Les journalistes avaient prévu avant l’élection présidentielle que l’influence d’Alicher Ousmanov sur la politique ouzbèke allait s’accroître grâce à Chavkat Mirzioïev. L’amitié entre les deux hommes est bien antérieure au décès du premier président ouzbek depuis l'indépendance, le 2 septembre 2016. En 2009 déjà, leurs familles se sont unies, célébrant le mariage de Diora Mirzioïeva, la nièce du futur président, avec le neveu de l’homme d’affaires, Baboura Ousmanov, ce dernier devant trouver tragiquement la mort en 2013 dans un accident de voiture.
Aujourd’hui, Alicher Ousmanov fait partie des dix plus grosses fortunes de Russie, l’ensemble de ses biens étant estimé à 13 milliards de dollars.

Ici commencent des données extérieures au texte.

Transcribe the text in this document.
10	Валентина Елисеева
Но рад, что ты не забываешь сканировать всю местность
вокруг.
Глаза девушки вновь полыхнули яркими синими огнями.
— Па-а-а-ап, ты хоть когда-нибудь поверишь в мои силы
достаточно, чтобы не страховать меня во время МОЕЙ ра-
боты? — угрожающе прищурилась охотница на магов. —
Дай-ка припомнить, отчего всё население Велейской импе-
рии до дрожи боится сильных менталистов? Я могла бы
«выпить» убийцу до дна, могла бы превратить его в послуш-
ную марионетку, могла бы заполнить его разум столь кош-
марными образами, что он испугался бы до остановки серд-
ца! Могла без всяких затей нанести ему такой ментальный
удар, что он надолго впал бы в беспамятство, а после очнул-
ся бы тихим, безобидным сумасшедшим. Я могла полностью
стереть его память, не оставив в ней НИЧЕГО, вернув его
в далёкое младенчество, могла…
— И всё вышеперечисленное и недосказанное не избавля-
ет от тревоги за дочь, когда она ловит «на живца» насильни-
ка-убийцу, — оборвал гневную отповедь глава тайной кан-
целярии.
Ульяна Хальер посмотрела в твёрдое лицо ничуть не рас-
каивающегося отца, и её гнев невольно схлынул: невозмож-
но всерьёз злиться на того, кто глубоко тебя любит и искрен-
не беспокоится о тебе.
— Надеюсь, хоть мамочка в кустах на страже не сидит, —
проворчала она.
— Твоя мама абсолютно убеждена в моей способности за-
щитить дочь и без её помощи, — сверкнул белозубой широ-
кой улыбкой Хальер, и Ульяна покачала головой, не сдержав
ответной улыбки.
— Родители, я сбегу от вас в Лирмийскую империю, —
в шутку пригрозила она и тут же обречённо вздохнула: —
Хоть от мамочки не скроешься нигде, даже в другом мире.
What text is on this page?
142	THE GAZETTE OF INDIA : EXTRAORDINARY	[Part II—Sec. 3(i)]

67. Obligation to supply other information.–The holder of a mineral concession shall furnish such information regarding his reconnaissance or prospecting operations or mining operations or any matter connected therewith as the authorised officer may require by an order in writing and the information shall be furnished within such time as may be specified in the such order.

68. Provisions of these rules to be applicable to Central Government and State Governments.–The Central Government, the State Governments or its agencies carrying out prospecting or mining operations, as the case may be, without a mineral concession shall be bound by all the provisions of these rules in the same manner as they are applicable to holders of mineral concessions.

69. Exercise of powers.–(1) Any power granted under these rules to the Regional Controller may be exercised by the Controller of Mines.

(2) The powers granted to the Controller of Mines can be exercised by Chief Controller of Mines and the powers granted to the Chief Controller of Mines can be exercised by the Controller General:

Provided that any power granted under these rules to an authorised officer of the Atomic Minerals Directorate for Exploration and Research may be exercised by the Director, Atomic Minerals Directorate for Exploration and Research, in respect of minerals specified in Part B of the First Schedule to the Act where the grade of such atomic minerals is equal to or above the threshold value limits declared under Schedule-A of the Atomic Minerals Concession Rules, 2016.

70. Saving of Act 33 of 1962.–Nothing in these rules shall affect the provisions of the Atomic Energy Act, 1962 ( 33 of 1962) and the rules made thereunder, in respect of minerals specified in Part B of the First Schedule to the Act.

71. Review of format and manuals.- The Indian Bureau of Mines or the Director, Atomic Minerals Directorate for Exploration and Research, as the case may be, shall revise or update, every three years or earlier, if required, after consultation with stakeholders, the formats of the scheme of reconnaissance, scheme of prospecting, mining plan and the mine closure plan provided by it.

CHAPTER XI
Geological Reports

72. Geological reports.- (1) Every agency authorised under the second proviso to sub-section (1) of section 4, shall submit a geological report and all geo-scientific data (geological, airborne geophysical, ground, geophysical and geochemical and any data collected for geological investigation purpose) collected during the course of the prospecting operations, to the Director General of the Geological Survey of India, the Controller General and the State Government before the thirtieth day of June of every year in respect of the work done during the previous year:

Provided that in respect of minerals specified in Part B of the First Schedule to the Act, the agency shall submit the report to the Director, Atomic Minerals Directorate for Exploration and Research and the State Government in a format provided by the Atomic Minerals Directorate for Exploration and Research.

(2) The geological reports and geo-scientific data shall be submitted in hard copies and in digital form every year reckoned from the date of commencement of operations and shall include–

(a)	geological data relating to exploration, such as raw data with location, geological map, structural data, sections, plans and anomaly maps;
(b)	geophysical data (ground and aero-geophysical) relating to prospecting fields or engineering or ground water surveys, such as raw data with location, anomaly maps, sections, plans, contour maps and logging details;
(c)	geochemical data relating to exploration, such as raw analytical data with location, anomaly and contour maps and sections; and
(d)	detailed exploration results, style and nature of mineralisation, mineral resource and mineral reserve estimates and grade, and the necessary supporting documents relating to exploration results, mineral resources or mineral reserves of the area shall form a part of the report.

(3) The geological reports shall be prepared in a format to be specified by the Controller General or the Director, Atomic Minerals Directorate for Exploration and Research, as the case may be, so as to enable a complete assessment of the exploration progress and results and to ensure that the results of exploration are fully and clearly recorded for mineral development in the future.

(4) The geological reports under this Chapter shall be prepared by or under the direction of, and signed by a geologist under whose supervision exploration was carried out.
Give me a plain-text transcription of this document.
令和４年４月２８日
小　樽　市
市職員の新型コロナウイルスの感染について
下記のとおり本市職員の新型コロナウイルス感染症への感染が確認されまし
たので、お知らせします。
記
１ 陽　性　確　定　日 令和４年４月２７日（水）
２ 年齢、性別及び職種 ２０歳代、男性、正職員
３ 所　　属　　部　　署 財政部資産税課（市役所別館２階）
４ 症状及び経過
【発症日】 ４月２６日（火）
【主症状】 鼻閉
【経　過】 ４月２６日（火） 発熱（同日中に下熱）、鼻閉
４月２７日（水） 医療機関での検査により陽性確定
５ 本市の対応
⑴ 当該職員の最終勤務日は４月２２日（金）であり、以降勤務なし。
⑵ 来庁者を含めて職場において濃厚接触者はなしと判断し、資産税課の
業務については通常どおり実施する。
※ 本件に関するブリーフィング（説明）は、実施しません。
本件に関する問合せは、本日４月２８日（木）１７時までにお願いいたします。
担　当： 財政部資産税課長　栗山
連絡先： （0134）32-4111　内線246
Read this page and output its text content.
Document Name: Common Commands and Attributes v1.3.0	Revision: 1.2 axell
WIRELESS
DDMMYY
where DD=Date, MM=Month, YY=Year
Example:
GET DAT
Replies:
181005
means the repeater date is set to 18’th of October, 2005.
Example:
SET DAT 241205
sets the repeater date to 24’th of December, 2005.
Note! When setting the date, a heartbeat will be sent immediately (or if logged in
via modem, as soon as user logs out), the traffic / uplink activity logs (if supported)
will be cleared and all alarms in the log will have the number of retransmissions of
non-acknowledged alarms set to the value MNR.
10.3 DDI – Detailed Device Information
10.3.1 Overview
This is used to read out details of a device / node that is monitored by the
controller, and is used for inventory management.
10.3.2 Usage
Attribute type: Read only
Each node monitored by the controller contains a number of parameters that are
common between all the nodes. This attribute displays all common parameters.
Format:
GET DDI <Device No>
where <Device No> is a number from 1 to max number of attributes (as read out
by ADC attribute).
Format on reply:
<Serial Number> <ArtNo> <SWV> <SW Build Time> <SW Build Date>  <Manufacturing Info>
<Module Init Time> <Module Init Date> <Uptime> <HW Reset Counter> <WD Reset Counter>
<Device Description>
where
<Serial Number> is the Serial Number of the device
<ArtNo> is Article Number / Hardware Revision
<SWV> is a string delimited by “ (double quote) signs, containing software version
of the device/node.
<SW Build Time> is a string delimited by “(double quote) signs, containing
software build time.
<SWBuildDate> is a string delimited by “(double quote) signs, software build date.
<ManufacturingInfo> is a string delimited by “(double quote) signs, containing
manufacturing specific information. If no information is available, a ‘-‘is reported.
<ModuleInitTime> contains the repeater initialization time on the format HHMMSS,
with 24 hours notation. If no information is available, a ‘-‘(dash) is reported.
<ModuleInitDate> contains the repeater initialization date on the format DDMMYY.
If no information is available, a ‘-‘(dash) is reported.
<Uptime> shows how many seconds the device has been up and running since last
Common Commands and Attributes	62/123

Dans la liste des milliardaires établie par le magazine Forbes, l’oligarque occupe la 118e place, la 58e dans le classement des personnages les plus influents du monde. Parmi ses plus solides actifs, l’homme d’affaires possède 50 % de Metalloinvest, le plus gros producteur russe de minerai de fer. Il détient par ailleurs 30 % des parts du club anglais de football d’Arsenal, ainsi que des actions dans les secteurs métallurgiques et miniers, dans les médias (notamment la maison d’éditions russe Kommersant) et dans les télécommunications.
Sa fortune s’est bâtie dans les années 1990 grâce à la production de paquets en plastique. En 1980, Alicher Ousmanov, encore jeune à l’époque, a dû répondre à des accusations d’escroquerie et de détournement d’argent. Condamné à six ans de prison, l’homme d’affaires s’est vu innocenté plusieurs années plus tard par la Cour suprême d’Ouzbékistan, qui a déclaré que les accusations à son encontre avaient été montées de toutes pièces.